Reasonable people can certainly imagine an exceptional situation that demands careful consideration of competing views about a potential threat, advanced from various perspectives by variously motivated interests, and ultimately a decision that an abundance of caution supports proportionate coercive regulations. But that is not what happened as the COVID virus hit.
Rather, from the very beginning of the pandemic, plenty of commentators – many renowned in relevant fields – called out the justificatory gap between the available data on COVID and the policies that were being implemented. They offered policy solutions that better fitted the data while respecting human rights. They pointed out biases that were leading us to systematic and dangerous errors in responding to COVID. They highlighted the need for serious cost-benefit analyses.
But the people who were responsible for the setting and implementation of lockdown policies were interested in none of that. On the contrary, officials, agencies, and corporate collaborators actively worked to ensure that their populations would not be exposed to – or at least would not take seriously – any of it, lest a more complete perspective would motivate resistance.
That is why the lockdowners and coercive immunizers who wish now to plead an innocent combination of ignorance and good intention as a reason for the rest of us to dismiss the moral and legal case against them forfeited that defense long ago.
A person can plead ignorance as a defense when he has acted in good faith but not when he has gone out of his way to ignore and hide the information that it is the basic duty of her office to consider.
In any domain outside politics, a person who does harm as the result of a failure to meet the inherent requirements and expectations of his professional role is guilty of criminal negligence and of all of the specific harms that were caused as a direct result thereof.
The most basic duty of policy-makers is the honest consideration of all reasonably available information that bears on the consequences of their actions – and in so doing, to take care in some proportion to the potential (let alone, the predicted) magnitude of the consequences of those actions. It is the duty of due diligence. Almost all American officials were derelict in that duty.
The COVID virus was as incapable of mass destruction as was Saddam Hussein. Those who went to war against the former are as irresponsible, should be held as accountable, and have done as much harm, as those who went to war against the latter.
In both cases, the harms were sold to the public as necessitated by an urgent need to protect us from greater imminent harms.
In both cases, the insufficiency of the evidence was clear to those with eyes to read the evidence and ears to listen to the sales pitches.

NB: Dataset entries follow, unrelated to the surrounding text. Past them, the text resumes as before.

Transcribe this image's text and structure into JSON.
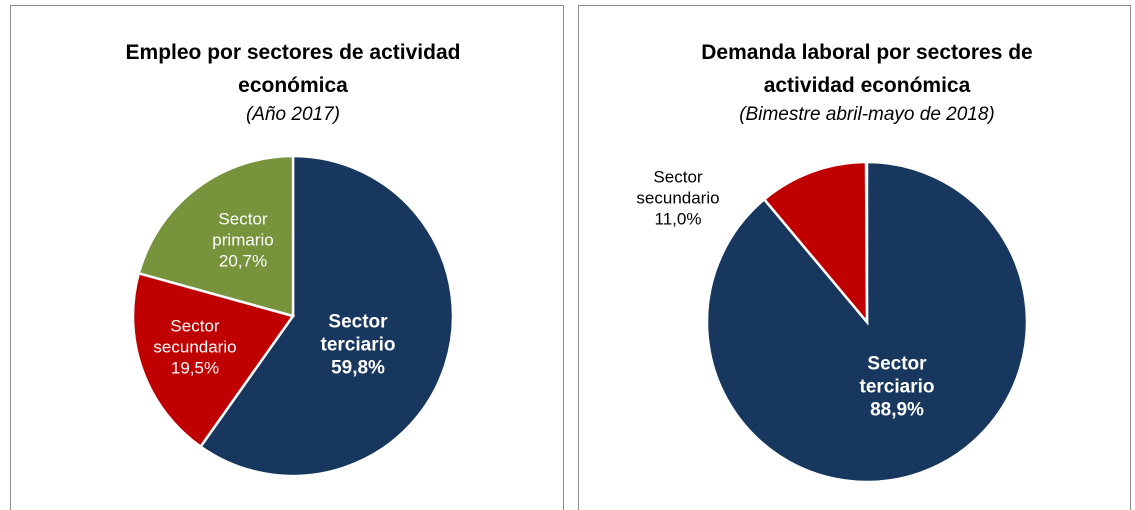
{
  "chart_data": [
    {
      "type": "pie",
      "title": "Empleo por sectores de actividad económica",
      "subtitle": "(Año 2017)",
      "categories": [
        "Sector terciario",
        "Sector secundario",
        "Sector primario"
      ],
      "values": [
        59.8,
        19.5,
        20.7
      ],
      "value_labels": [
        "59,8%",
        "19,5%",
        "20,7%"
      ],
      "colors": [
        "#17375e",
        "#c00000",
        "#77933c"
      ]
    },
    {
      "type": "pie",
      "title": "Demanda laboral por sectores de actividad económica",
      "subtitle": "(Bimestre abril-mayo de 2018)",
      "categories": [
        "Sector terciario",
        "Sector secundario"
      ],
      "values": [
        88.9,
        11.0
      ],
      "value_labels": [
        "88,9%",
        "11,0%"
      ],
      "colors": [
        "#17375e",
        "#c00000"
      ]
    }
  ]
}
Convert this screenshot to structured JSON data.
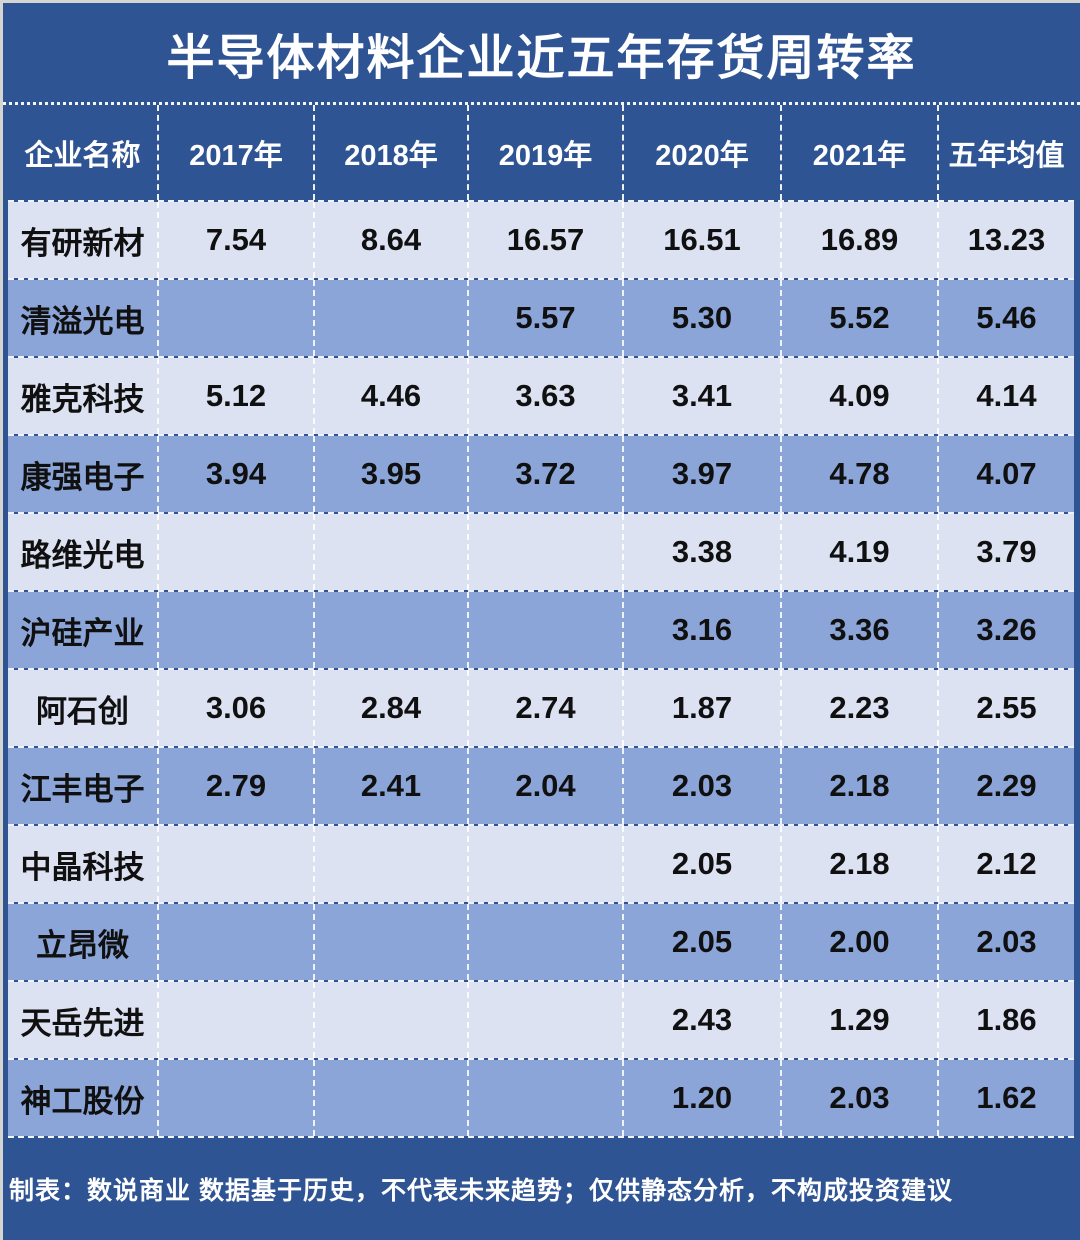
{
  "title": "半导体材料企业近五年存货周转率",
  "footer": {
    "text": "制表：数说商业 数据基于历史，不代表未来趋势；仅供静态分析，不构成投资建议"
  },
  "colors": {
    "background_navy": "#2F5494",
    "row_light": "#DCE2F2",
    "row_dark": "#8BA5D9",
    "grid_lines": "#FFFFFF",
    "title_text": "#FFFFFF",
    "cell_text": "#101010",
    "edge_strip": "#D5D6D2"
  },
  "chart_data": {
    "type": "table",
    "title": "半导体材料企业近五年存货周转率",
    "columns": [
      "企业名称",
      "2017年",
      "2018年",
      "2019年",
      "2020年",
      "2021年",
      "五年均值"
    ],
    "rows": [
      {
        "company": "有研新材",
        "values": [
          "7.54",
          "8.64",
          "16.57",
          "16.51",
          "16.89",
          "13.23"
        ]
      },
      {
        "company": "清溢光电",
        "values": [
          "",
          "",
          "5.57",
          "5.30",
          "5.52",
          "5.46"
        ]
      },
      {
        "company": "雅克科技",
        "values": [
          "5.12",
          "4.46",
          "3.63",
          "3.41",
          "4.09",
          "4.14"
        ]
      },
      {
        "company": "康强电子",
        "values": [
          "3.94",
          "3.95",
          "3.72",
          "3.97",
          "4.78",
          "4.07"
        ]
      },
      {
        "company": "路维光电",
        "values": [
          "",
          "",
          "",
          "3.38",
          "4.19",
          "3.79"
        ]
      },
      {
        "company": "沪硅产业",
        "values": [
          "",
          "",
          "",
          "3.16",
          "3.36",
          "3.26"
        ]
      },
      {
        "company": "阿石创",
        "values": [
          "3.06",
          "2.84",
          "2.74",
          "1.87",
          "2.23",
          "2.55"
        ]
      },
      {
        "company": "江丰电子",
        "values": [
          "2.79",
          "2.41",
          "2.04",
          "2.03",
          "2.18",
          "2.29"
        ]
      },
      {
        "company": "中晶科技",
        "values": [
          "",
          "",
          "",
          "2.05",
          "2.18",
          "2.12"
        ]
      },
      {
        "company": "立昂微",
        "values": [
          "",
          "",
          "",
          "2.05",
          "2.00",
          "2.03"
        ]
      },
      {
        "company": "天岳先进",
        "values": [
          "",
          "",
          "",
          "2.43",
          "1.29",
          "1.86"
        ]
      },
      {
        "company": "神工股份",
        "values": [
          "",
          "",
          "",
          "1.20",
          "2.03",
          "1.62"
        ]
      }
    ],
    "layout": {
      "grid": "dashed-white",
      "row_striping": [
        "light",
        "dark"
      ],
      "header_background": "navy",
      "values_missing_shown_as": "blank"
    }
  }
}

In both cases, those in power deceived themselves and others because they knew that they could not otherwise have gotten away with the harms they were inflicting.
We all make mistakes. But politicians’ mistakes are deadlier even than doctors’. At the very least, then, let us not allow our leaders and their agents to remain the only class of professionals immune to accountability for the willful failure to do the same duty of care that they used to justify the harm that they did to so many people and the rights-based Rule of Law.